From the article:

> He fed only the API and the test suite to Claude and asked it to reimplement the library from scratch.

From GPL2:

> The source code for a work means the preferred form of the work for making modifications to it. For an executable work, complete source code means all the source code for all modules it contains, plus any associated interface definition files, plus the scripts used to control compilation and installation of the executable.

Is a project's test suite not considered part of its source code? When I make modifications to a project, its test cases are very much a part of that process.

If the test suite is part of this library's source code, and Claude was fed the test suite or interface definition files, is the output not considered a work based on the library under the terms of LGPL 2.1?

It's transformative, so no.

Legally, using the tests to help create the reimplementation is fine.

However, it seems possible you can't redistribute the same tests under the MIT license. So the reimplementation MIT distribution could need to be source code only, not source code plus tests. Or, the tests can be distributed in parallel but still under LGPL, not MIT. It doesn't really matter since compiled software won't be including the tests anyways.

> It's transformative, so no.

I'm not following your logic there, and I don't see any mention of "transformative" in the license. Can you explain what you mean?
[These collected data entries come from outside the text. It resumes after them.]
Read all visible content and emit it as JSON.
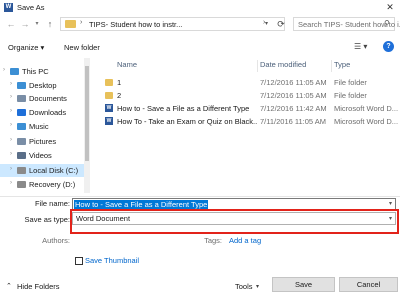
{
  "window": {
    "title": "Save As",
    "app_icon_letter": "W",
    "close_glyph": "✕"
  },
  "address": {
    "path": "TIPS- Student how to instr...",
    "search_placeholder": "Search TIPS- Student how to i..."
  },
  "toolbar": {
    "organize_label": "Organize ▾",
    "new_folder_label": "New folder"
  },
  "nav_pane": {
    "items": [
      {
        "label": "This PC",
        "icon": "computer-icon",
        "color": "#3c8fd4"
      },
      {
        "label": "Desktop",
        "icon": "desktop-icon",
        "color": "#3c8fd4"
      },
      {
        "label": "Documents",
        "icon": "documents-icon",
        "color": "#7a8ea6"
      },
      {
        "label": "Downloads",
        "icon": "downloads-icon",
        "color": "#1e6fd9"
      },
      {
        "label": "Music",
        "icon": "music-icon",
        "color": "#3c8fd4"
      },
      {
        "label": "Pictures",
        "icon": "pictures-icon",
        "color": "#7a8ea6"
      },
      {
        "label": "Videos",
        "icon": "videos-icon",
        "color": "#5a6e88"
      },
      {
        "label": "Local Disk (C:)",
        "icon": "drive-icon",
        "color": "#8a8a8a"
      },
      {
        "label": "Recovery (D:)",
        "icon": "drive-icon",
        "color": "#8a8a8a"
      }
    ],
    "selected": "Local Disk (C:)"
  },
  "file_list": {
    "columns": [
      "Name",
      "Date modified",
      "Type"
    ],
    "rows": [
      {
        "name": "1",
        "date": "7/12/2016 11:05 AM",
        "type": "File folder",
        "icon": "folder-icon"
      },
      {
        "name": "2",
        "date": "7/12/2016 11:05 AM",
        "type": "File folder",
        "icon": "folder-icon"
      },
      {
        "name": "How to - Save a File as a Different Type",
        "date": "7/12/2016 11:42 AM",
        "type": "Microsoft Word D...",
        "icon": "word-document-icon"
      },
      {
        "name": "How To - Take an Exam or Quiz on Black...",
        "date": "7/11/2016 11:05 AM",
        "type": "Microsoft Word D...",
        "icon": "word-document-icon"
      }
    ]
  },
  "form": {
    "filename_label": "File name:",
    "filename_value": "How to - Save a File as a Different Type",
    "saveas_label": "Save as type:",
    "saveas_value": "Word Document",
    "authors_label": "Authors:",
    "authors_value": "",
    "tags_label": "Tags:",
    "tags_value": "Add a tag",
    "thumbnail_label": "Save Thumbnail",
    "highlight_color": "#e2231a"
  },
  "footer": {
    "hide_folders_label": "Hide Folders",
    "tools_label": "Tools",
    "save_label": "Save",
    "cancel_label": "Cancel"
  }
}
Sorry, I misspoke. Transformation is what makes the LLM itself legal -- its training data is sufficiently transformed into weights.
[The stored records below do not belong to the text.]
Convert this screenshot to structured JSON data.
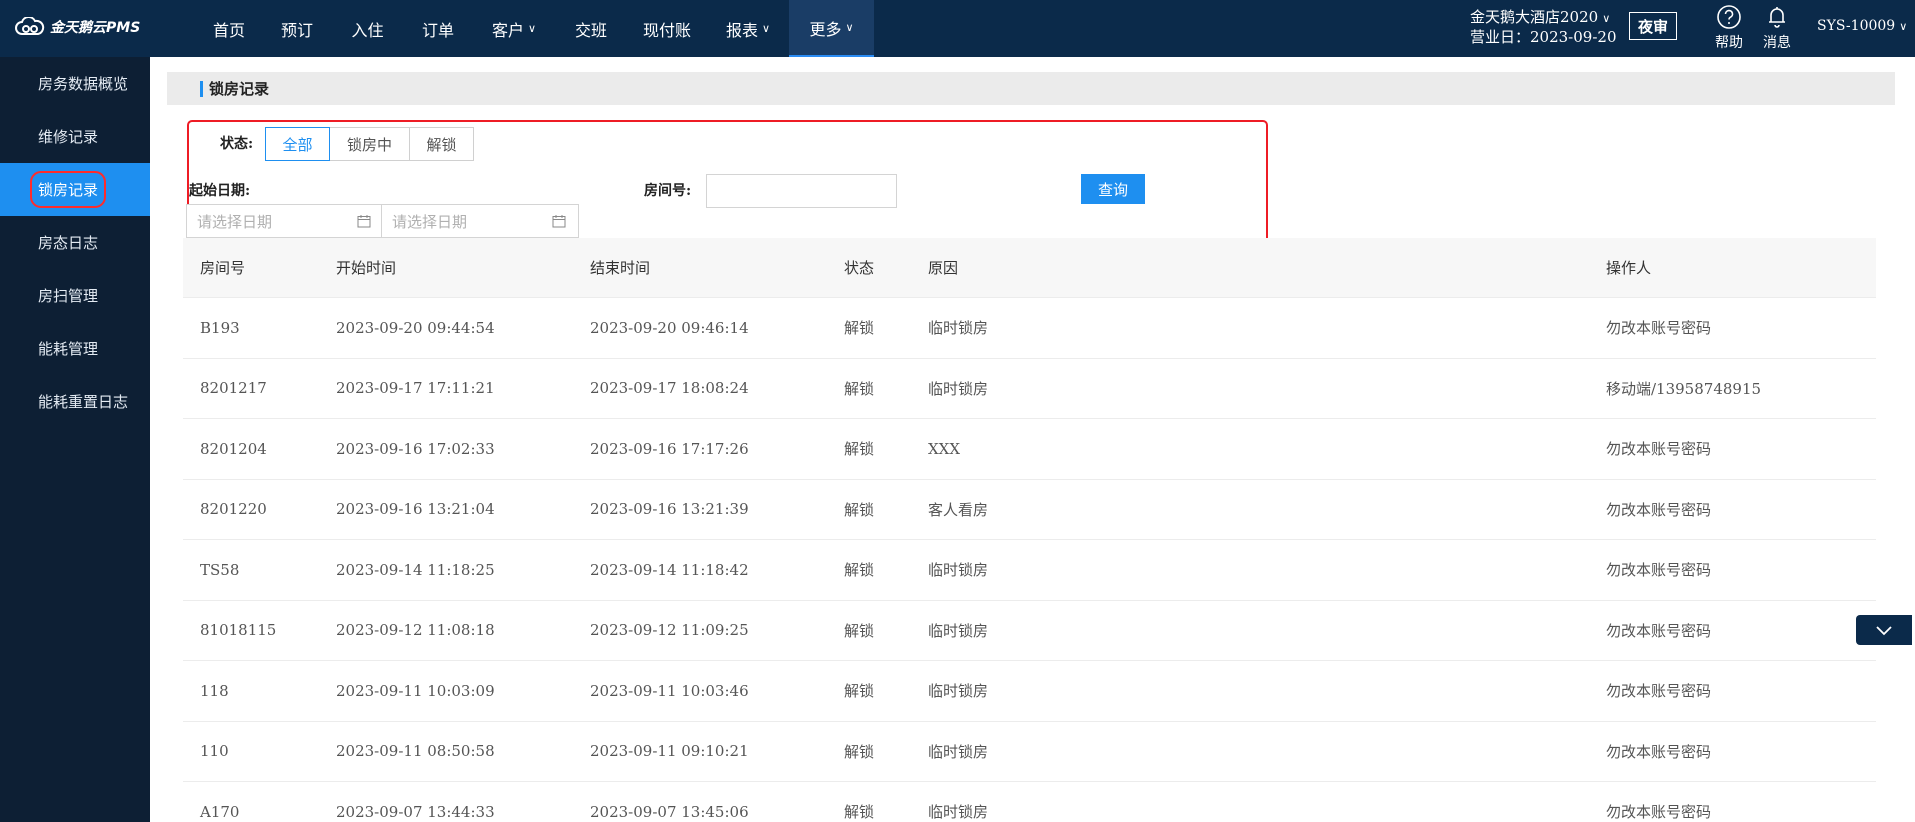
{
  "app": {
    "logo_text": "金天鹅云PMS"
  },
  "nav": {
    "items": [
      {
        "label": "首页",
        "dropdown": false,
        "active": false
      },
      {
        "label": "预订",
        "dropdown": false,
        "active": false
      },
      {
        "label": "入住",
        "dropdown": false,
        "active": false
      },
      {
        "label": "订单",
        "dropdown": false,
        "active": false
      },
      {
        "label": "客户",
        "dropdown": true,
        "active": false
      },
      {
        "label": "交班",
        "dropdown": false,
        "active": false
      },
      {
        "label": "现付账",
        "dropdown": false,
        "active": false
      },
      {
        "label": "报表",
        "dropdown": true,
        "active": false
      },
      {
        "label": "更多",
        "dropdown": true,
        "active": true
      }
    ],
    "hotel_name": "金天鹅大酒店2020",
    "business_date": "营业日：2023-09-20",
    "night_audit": "夜审",
    "help": "帮助",
    "messages": "消息",
    "user": "SYS-10009"
  },
  "sidebar": {
    "items": [
      {
        "label": "房务数据概览",
        "active": false
      },
      {
        "label": "维修记录",
        "active": false
      },
      {
        "label": "锁房记录",
        "active": true
      },
      {
        "label": "房态日志",
        "active": false
      },
      {
        "label": "房扫管理",
        "active": false
      },
      {
        "label": "能耗管理",
        "active": false
      },
      {
        "label": "能耗重置日志",
        "active": false
      }
    ]
  },
  "section": {
    "title": "锁房记录"
  },
  "filters": {
    "status_label": "状态:",
    "status_options": [
      "全部",
      "锁房中",
      "解锁"
    ],
    "status_selected": "全部",
    "start_date_label": "起始日期:",
    "start_placeholder": "请选择日期",
    "end_placeholder": "请选择日期",
    "room_label": "房间号:",
    "room_value": "",
    "query_button": "查询"
  },
  "table": {
    "headers": [
      "房间号",
      "开始时间",
      "结束时间",
      "状态",
      "原因",
      "操作人"
    ],
    "rows": [
      [
        "B193",
        "2023-09-20 09:44:54",
        "2023-09-20 09:46:14",
        "解锁",
        "临时锁房",
        "勿改本账号密码"
      ],
      [
        "8201217",
        "2023-09-17 17:11:21",
        "2023-09-17 18:08:24",
        "解锁",
        "临时锁房",
        "移动端/13958748915"
      ],
      [
        "8201204",
        "2023-09-16 17:02:33",
        "2023-09-16 17:17:26",
        "解锁",
        "XXX",
        "勿改本账号密码"
      ],
      [
        "8201220",
        "2023-09-16 13:21:04",
        "2023-09-16 13:21:39",
        "解锁",
        "客人看房",
        "勿改本账号密码"
      ],
      [
        "TS58",
        "2023-09-14 11:18:25",
        "2023-09-14 11:18:42",
        "解锁",
        "临时锁房",
        "勿改本账号密码"
      ],
      [
        "81018115",
        "2023-09-12 11:08:18",
        "2023-09-12 11:09:25",
        "解锁",
        "临时锁房",
        "勿改本账号密码"
      ],
      [
        "118",
        "2023-09-11 10:03:09",
        "2023-09-11 10:03:46",
        "解锁",
        "临时锁房",
        "勿改本账号密码"
      ],
      [
        "110",
        "2023-09-11 08:50:58",
        "2023-09-11 09:10:21",
        "解锁",
        "临时锁房",
        "勿改本账号密码"
      ],
      [
        "A170",
        "2023-09-07 13:44:33",
        "2023-09-07 13:45:06",
        "解锁",
        "临时锁房",
        "勿改本账号密码"
      ]
    ]
  },
  "colors": {
    "topbar": "#0b2a4a",
    "sidebar": "#0d1f34",
    "accent": "#1e8ff0",
    "highlight": "#ee1c25"
  },
  "icons": {
    "logo": "cloud-logo-icon",
    "help": "question-circle-icon",
    "messages": "bell-icon",
    "calendar": "calendar-icon",
    "collapse": "chevron-down-icon"
  }
}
And so, a work being sufficiently transformative is one way in which copyright no longer applies, but that's not the case here specifically. The specific case here is essentially just a clean-room reimplementation (though technically less "clean", but still presumably the same legally). But the end result is still a completely different expression of underlying non-copyrightable ideas.

And in both cases, it doesn't matter what the original license was. If a resulting work is sufficiently transformative or a reimplementation, copyright no longer applies, so the license no longer applies.

That's interesting, but it misses my point:

The library's test suite and interfaces were apparently used directly, not transformed. If either of those are considered part of the library's source code, as the license's wording seems to suggest, then I think output from their use could be considered a work based on the library as defined in the license.

Legally that's been established as acceptable.

Google LLC v Oracle America assumed (though didn't establish) that API's are copyrightable... BUT that developing against them falls under fair use, as long as the function implementations are independent.

Test suites are again generally considered copyrightable... but the behavior being tested is not.

So no, it's not considered to be a work based on the library. This seems pretty clear-cut in US law by now.

Also, the LGPL text doesn't say "work based on the library". It says "If you modify a copy of the Library", and this is not a "combined work" either. And the whole point is that this is not a modified copy -- it's a reimplementation.

In theory, a license could be written to prevent running its tests from being run against software not derived from the original, i.e. clean-room reimplementations. In practice, it remains dubious whether any court would uphold that. And it would also be trivial to then get around it, by taking advantage of fair use to re-implement the tests in e.g. plain English (or any specification language), and then re-implementing those back into new test code. Because again, test behaviors are not copyrightable.

> Also, the LGPL text doesn't say "work based on the library".

It does, about a dozen times.

Are you perhaps referring to LGPL3? I think the license under discussion here is LGPL2.1.

https://github.com/chardet/chardet/blob/6.0.0/LICENSE

I'm not well versed in copyright case law, so I won't argue with the rest of what you wrote. Thanks for elaborating on your thoughts.

Oh sorry, I was indeed looking at the newer LGPL version. I stand corrected, thanks! But yes, all the same points stand. Good discussion!

But the tests were transformed to the new language, they are not copied as-is.

Software patents would work as you describe, but not copyright.

Google v. Oracle ruled that use of APIs are fair game and could be argued that test cases are strictly a use of APIs and not implementation.

Google vs Oracle ruled that APIs fall under copyright (the contrary was thought before). However, it was ruled that, in that specific case, fair use applied, because of interoperability concerns. That's the important part of this case: fair use is never automatic, it is assessed case by case.

Regarding chardet, I'm not sure "I wanted to circumvent the license" is a good way to argue fair use.